With 5G – What Will Happen To Smartphones?

With respect to smartphones, let’s speculate about what a full-scale deployment of 5G will enable for people all over the globe.

Today, a 10-11 inch screen, entry-level Chromebook can be purchased for about $60, while a low-end laptop costs about $300. Why? In contrast to the laptops that have computation engines onboard, the Chromebook has very little computing power onboard. Rather, it counts on a fast network to send the data to the cloud, where the actual computation engines are humming away.

4G can support such transmissions, but Wi-Fi is preferred.  As a 5G network is comparable in speed to a Wi-Fi network, a 5G network will support a Chromebook just fine.

So, except for the 5G networking chip, a 5G-supported, computational device will need virtually no computational horsepower onboard; the 5G network will pump the data to the cloud and back again — fast!  Put that networking chip into a plastic case, pop on a 5.5-inch screen and call it a smartphone. Cost? About $8. (Ok, Ok… you want a camera — kick in another $4.) Pop on an 11-screen and call it a tablet. Cost? About $20. (You want a keyboard — kick in another $6.)

  • Today, 2.5 to 3 billion people have smartphones; just imagine how many people will own a smartphone when it costs $8 (or $12 with a camera).
  • Today, approximately 73% of Americans have a laptop computer; just imagine how many people will own a tablet/laptop when it costs $20/$26.

Heck, at these prices, you can see dog owners buying an $8 smartphone for their pet, and training their lonely dog to bark in a certain way to initiate a call to its owner at work. ("Yes, I love you too, Fido.")

Individuals will possess multiple 5G devices (5.5-inch-screen phone, 11-inch-screen laptop, 18-inch-screen personal movie machine, etc.) and dozens of 5G-enabled gadgets (e.g., water faucet, toilet handle, toothbrush) and appliances (e.g., toaster, freezer, washer, dryer).  The Internet of Things (IOT) will be deployed ubiquitously. There will be billions and billions of 5G-enabled sensors installed in the environment, (e.g., light & infra-red cameras, smell sensors, moisture sensors) as well as actuators that do stuff commanded by… drum-roll, please: AI.

What Can’t AI Do?

Like the New York Times said, we are in the Age of AI!
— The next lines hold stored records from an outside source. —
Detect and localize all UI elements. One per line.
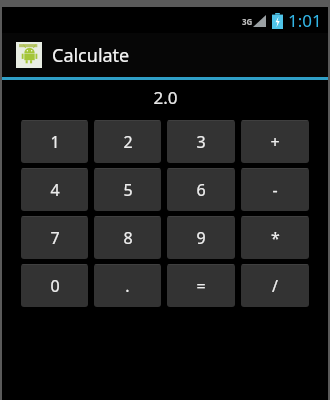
staticText: 2 [123,131,133,153]
button[interactable]: 5 [94,168,161,211]
staticText: 6 [196,179,206,201]
staticText: - [272,179,278,201]
staticText: + [270,131,280,153]
staticText: = [196,275,206,297]
staticText: Calculate [52,43,130,68]
button[interactable]: 0 [21,264,88,307]
button[interactable]: 1 [21,120,88,163]
staticText: 4 [50,179,60,201]
staticText: 3 [196,131,206,153]
staticText: 7 [50,227,60,249]
staticText: 2.0 [153,86,178,109]
staticText: 3G [242,16,253,27]
button[interactable]: / [241,264,309,307]
button[interactable]: + [241,120,309,163]
button[interactable]: = [167,264,235,307]
button[interactable]: 8 [94,216,161,259]
staticText: * [271,227,280,249]
button[interactable]: 7 [21,216,88,259]
staticText: 9 [196,227,206,249]
button[interactable]: * [241,216,309,259]
staticText: 8 [123,227,133,249]
button[interactable]: 4 [21,168,88,211]
button[interactable]: - [241,168,309,211]
button[interactable]: Calculate [2,33,328,77]
staticText: 0 [50,275,60,297]
button[interactable]: 9 [167,216,235,259]
button[interactable]: . [94,264,161,307]
button[interactable]: 3 [167,120,235,163]
button[interactable]: 2 [94,120,161,163]
staticText: 1:01 [288,9,322,32]
staticText: 1 [50,131,60,153]
button[interactable]: 6 [167,168,235,211]
staticText: / [272,275,278,297]
staticText: 5 [123,179,133,201]
staticText: . [125,275,130,297]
  • At the World Economic Forum, in Davos Switzerland (1/24/19), AI was front-of-mind:
    • George Soros, a bold financier and mega-philanthropist, not an AI researcher, worried aloud that authoritarian governments will use AI to control their people.
    • In private, back-room conversations, business people were talking excitedly about mass automation in the next few years — but publicly they expressed concern for "human-centered AI."
  • Besides developing an "app" that beat the human world Go champion, Google’s Deep Mind division has AI technology that can "spot eye disease just as well as your doctor."
  • AI researchers are commanding million dollar salaries — just like football and basketball coaches.
  • Yes, today’s computers are fast, but "it’s difficult to imagine" the patterns that AI will uncover when the AI algorithms are run on tomorrow’s quantum computers.
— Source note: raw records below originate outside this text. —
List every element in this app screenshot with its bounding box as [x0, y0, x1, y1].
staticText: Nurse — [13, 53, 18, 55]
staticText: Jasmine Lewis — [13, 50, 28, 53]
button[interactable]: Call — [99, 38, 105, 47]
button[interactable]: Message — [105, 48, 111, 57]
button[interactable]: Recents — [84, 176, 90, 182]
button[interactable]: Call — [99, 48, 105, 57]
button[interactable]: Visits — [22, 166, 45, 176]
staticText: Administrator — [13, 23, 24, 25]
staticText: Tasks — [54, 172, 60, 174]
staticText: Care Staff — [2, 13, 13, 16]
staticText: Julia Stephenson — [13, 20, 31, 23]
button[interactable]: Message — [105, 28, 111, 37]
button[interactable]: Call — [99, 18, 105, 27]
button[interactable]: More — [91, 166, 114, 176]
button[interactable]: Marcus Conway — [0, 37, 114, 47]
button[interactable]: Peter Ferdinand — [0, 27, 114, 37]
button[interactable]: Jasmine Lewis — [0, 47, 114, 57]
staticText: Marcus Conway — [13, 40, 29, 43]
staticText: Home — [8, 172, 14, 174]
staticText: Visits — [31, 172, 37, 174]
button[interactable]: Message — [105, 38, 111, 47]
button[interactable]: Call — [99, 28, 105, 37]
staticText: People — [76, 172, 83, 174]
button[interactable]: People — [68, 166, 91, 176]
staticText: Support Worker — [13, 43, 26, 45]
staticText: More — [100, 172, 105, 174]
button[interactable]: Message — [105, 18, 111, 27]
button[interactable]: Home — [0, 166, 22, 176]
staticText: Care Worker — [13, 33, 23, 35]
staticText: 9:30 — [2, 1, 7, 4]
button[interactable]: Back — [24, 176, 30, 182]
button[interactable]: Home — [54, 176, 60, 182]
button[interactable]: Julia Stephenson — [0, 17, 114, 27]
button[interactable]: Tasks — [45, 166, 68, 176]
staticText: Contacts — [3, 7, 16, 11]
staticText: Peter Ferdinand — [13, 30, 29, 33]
What are the limits of AI?

AI + 5G = New Internet

So put AI together with 5G and…

  • With 5G instantly tracking the whereabouts of everyone, AI can predict when and where the next demonstration by <name your favorite political group> will occur.
  • With 5G instantly tracking the whereabouts of everyone, AI can predict who will have a heart attack, when, and where.

"The Web as I envisaged it, we have not seen it yet. The future is still so much bigger than the past." Maybe the New Internet is what Berners-Lee envisioned?  Regardless, that New Internet is coming to the palm of your hand — very shortly!